The S&L crisis was smaller and lacked the international reach of today’s financial crisis, they say.

"During the S&L crisis, the government established a Resolution Trust Corporation at just over $400 billion. The purpose was to purchase the bad debts of financial institutions and over time sell them back into the market as financial conditions improved. The RTC was able to sell over 95 per cent of the assets they had initially seized with a recovery rate of over 85 per cent. That left the taxpayer ultimately footing a bill of $124 billion, while corporations absorbed $29 billion in losses.

"The current financial crisis is carrying a bigger price tag. Corporate write-downs and losses have already mounted to over $500 billion, with about half of that being borne by non-American firms ... The total public and private tally will greatly exceed that of the S&L crisis.

"While this may seem daunting, at this stage in the cycle, it is more important to head off a more painful, deep and extended economic downturn by enacting measures that can quickly restore market confidence and financial market operations in order to prevent a complete freezing up of credit supply."
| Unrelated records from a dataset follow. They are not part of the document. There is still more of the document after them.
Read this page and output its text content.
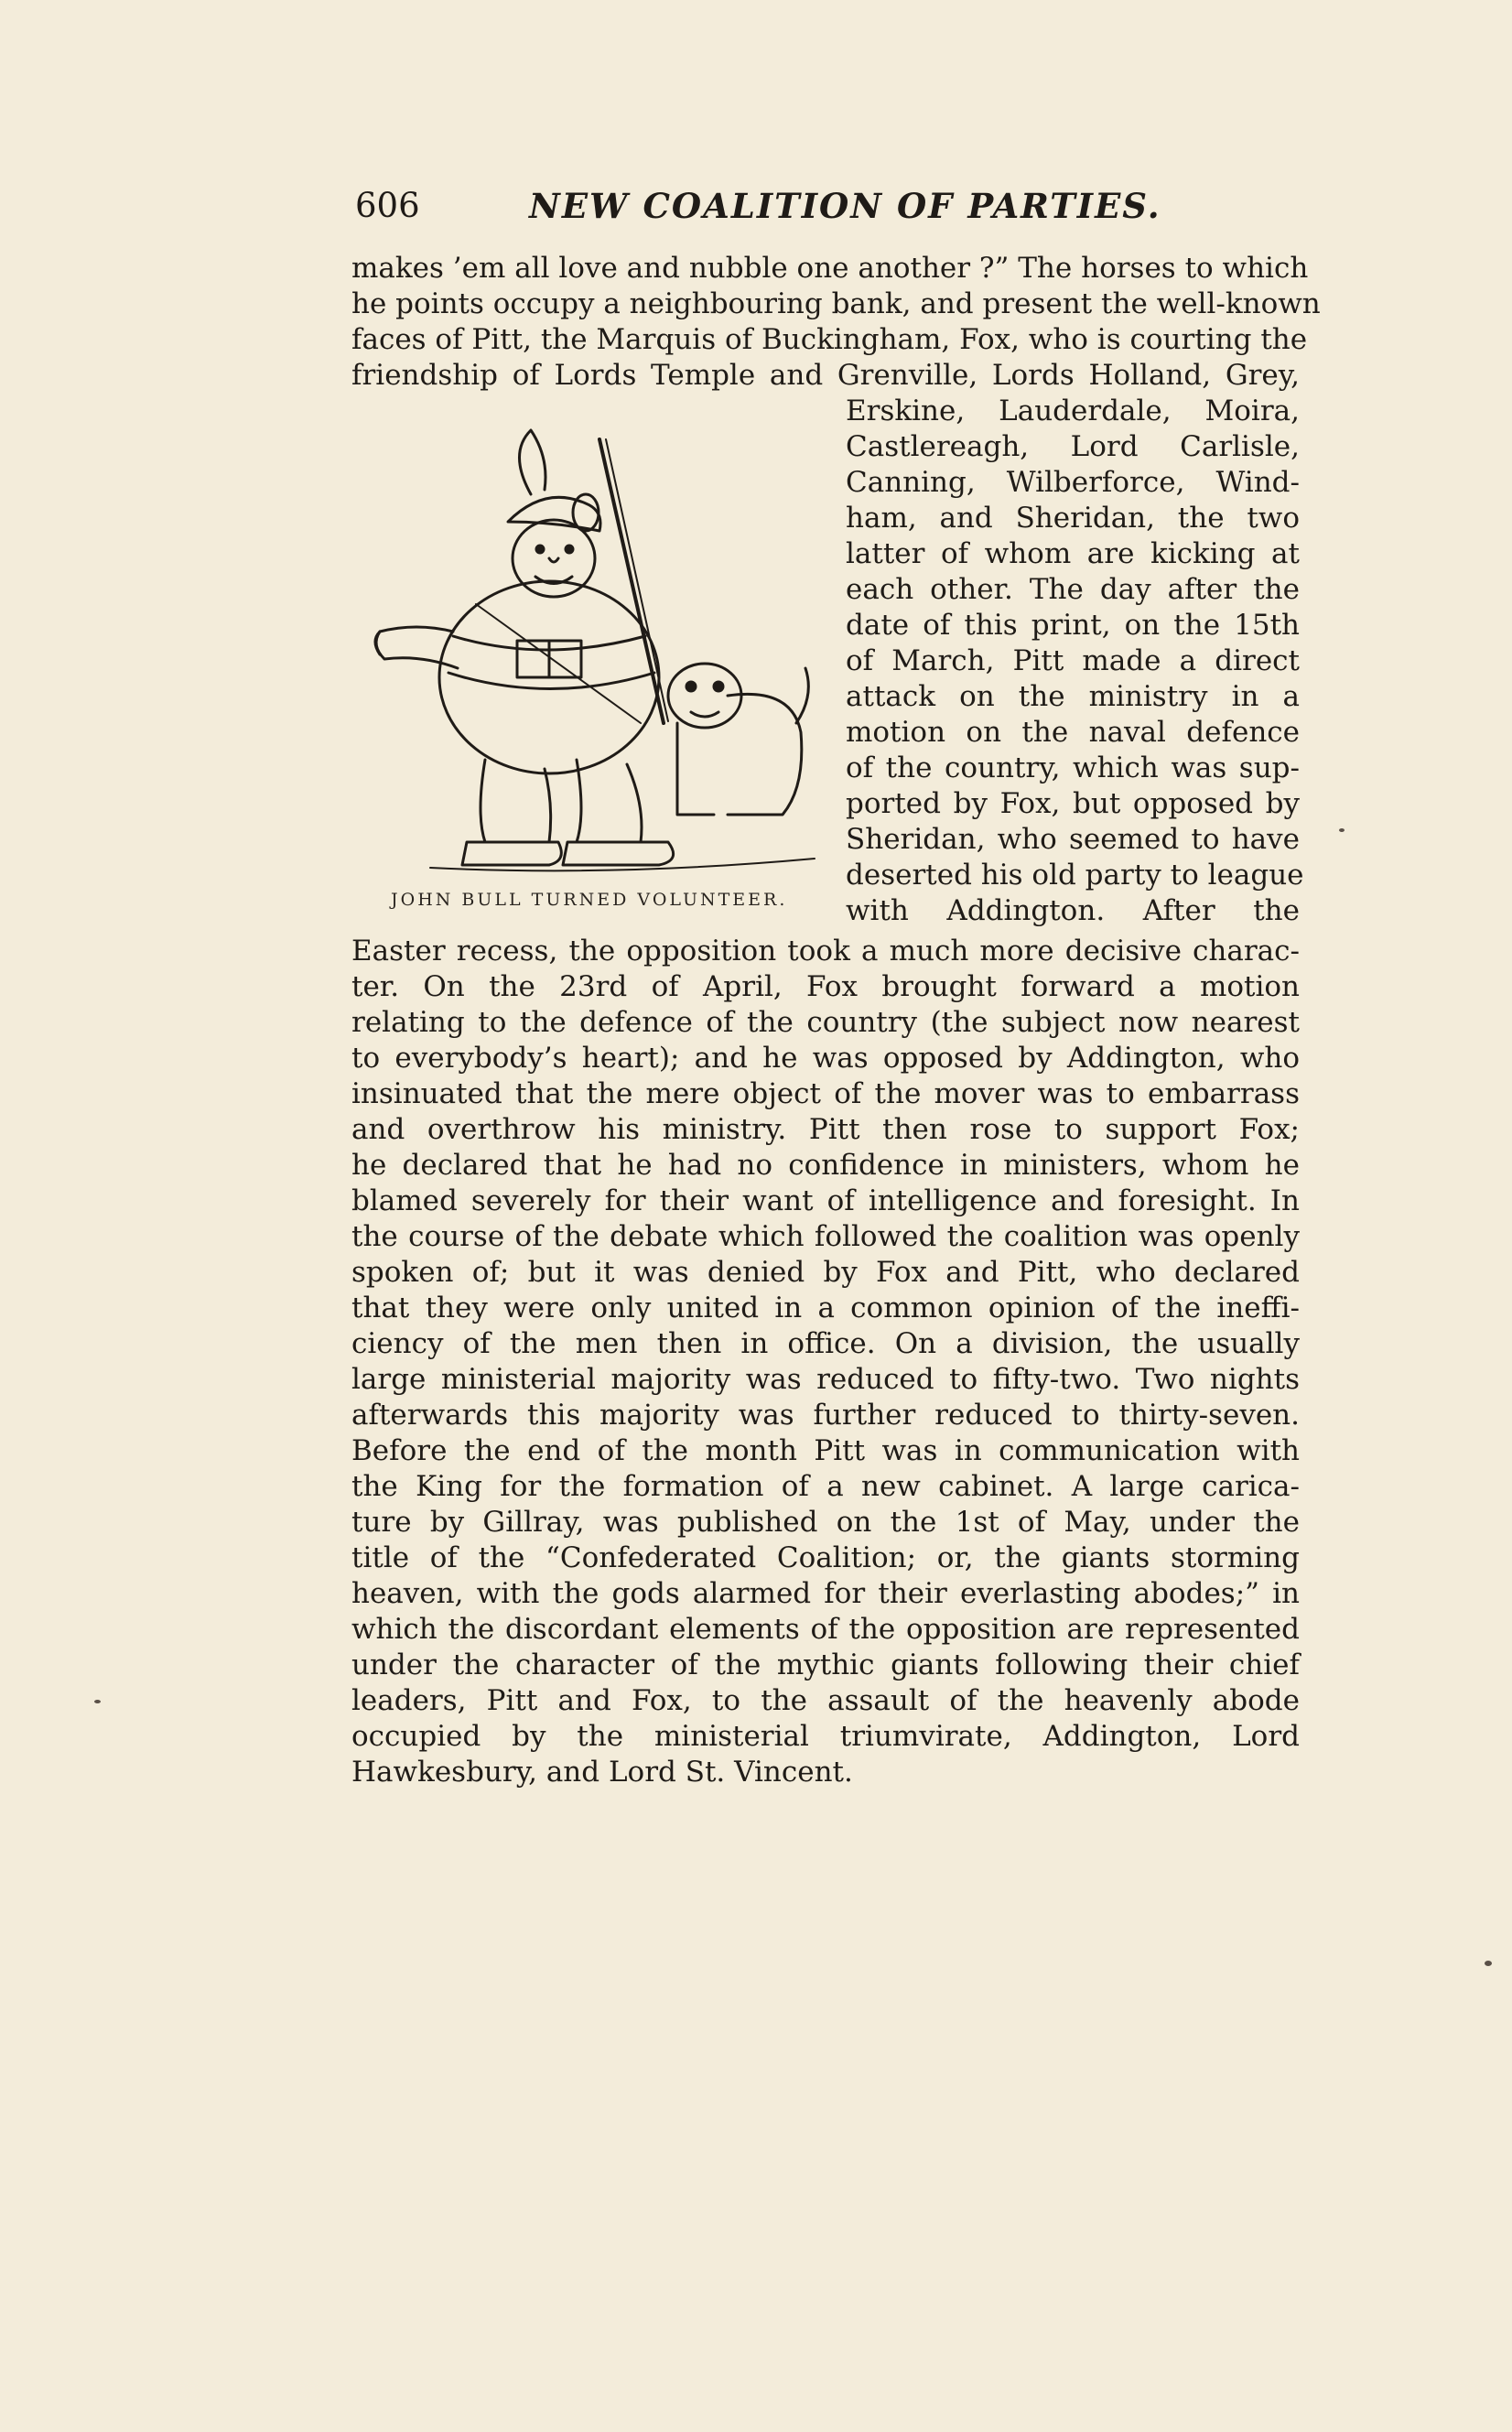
606	NEW COALITION OF PARTIES.
makes ’em all love and nubble one another ?” The horses to which
he points occupy a neighbouring bank, and present the well-known
faces of Pitt, the Marquis of Buckingham, Fox, who is courting the
friendship of Lords Temple and Grenville, Lords Holland, Grey,
Erskine, Lauderdale, Moira,
Castlereagh, Lord Carlisle,
Canning, Wilberforce, Wind-
ham, and Sheridan, the two
latter of whom are kicking at
each other. The day after the
date of this print, on the 15th
of March, Pitt made a direct
attack on the ministry in a
motion on the naval defence
of the country, which was sup-
ported by Fox, but opposed by
Sheridan, who seemed to have
deserted his old party to league
with Addington. After the
Easter recess, the opposition took a much more decisive charac-
ter. On the 23rd of April, Fox brought forward a motion
relating to the defence of the country (the subject now nearest
to everybody’s heart); and he was opposed by Addington, who
insinuated that the mere object of the mover was to embarrass
and overthrow his ministry. Pitt then rose to support Fox;
he declared that he had no confidence in ministers, whom he
blamed severely for their want of intelligence and foresight. In
the course of the debate which followed the coalition was openly
spoken of; but it was denied by Fox and Pitt, who declared
that they were only united in a common opinion of the ineffi-
ciency of the men then in office. On a division, the usually
large ministerial majority was reduced to fifty-two. Two nights
afterwards this majority was further reduced to thirty-seven.
Before the end of the month Pitt was in communication with
the King for the formation of a new cabinet. A large carica-
ture by Gillray, was published on the 1st of May, under the
title of the “Confederated Coalition; or, the giants storming
heaven, with the gods alarmed for their everlasting abodes;” in
which the discordant elements of the opposition are represented
under the character of the mythic giants following their chief
leaders, Pitt and Fox, to the assault of the heavenly abode
occupied by the ministerial triumvirate, Addington, Lord
Hawkesbury, and Lord St. Vincent.
JOHN BULL TURNED VOLUNTEER.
In its forecast, TD predicts a mild world recession next year and little economic growth in Canada or the United States.

"Notably, while not crashing American style, Canadian real estate has come off the boil," TD says. "It is almost inconceivable that painful adjustments in our manufacturing sector have been completed. In all, these factors lead us to a profile for the Canadian economy that resembles the American. Essentially, more sideways movement on output with only a shallow recovery in late 2009."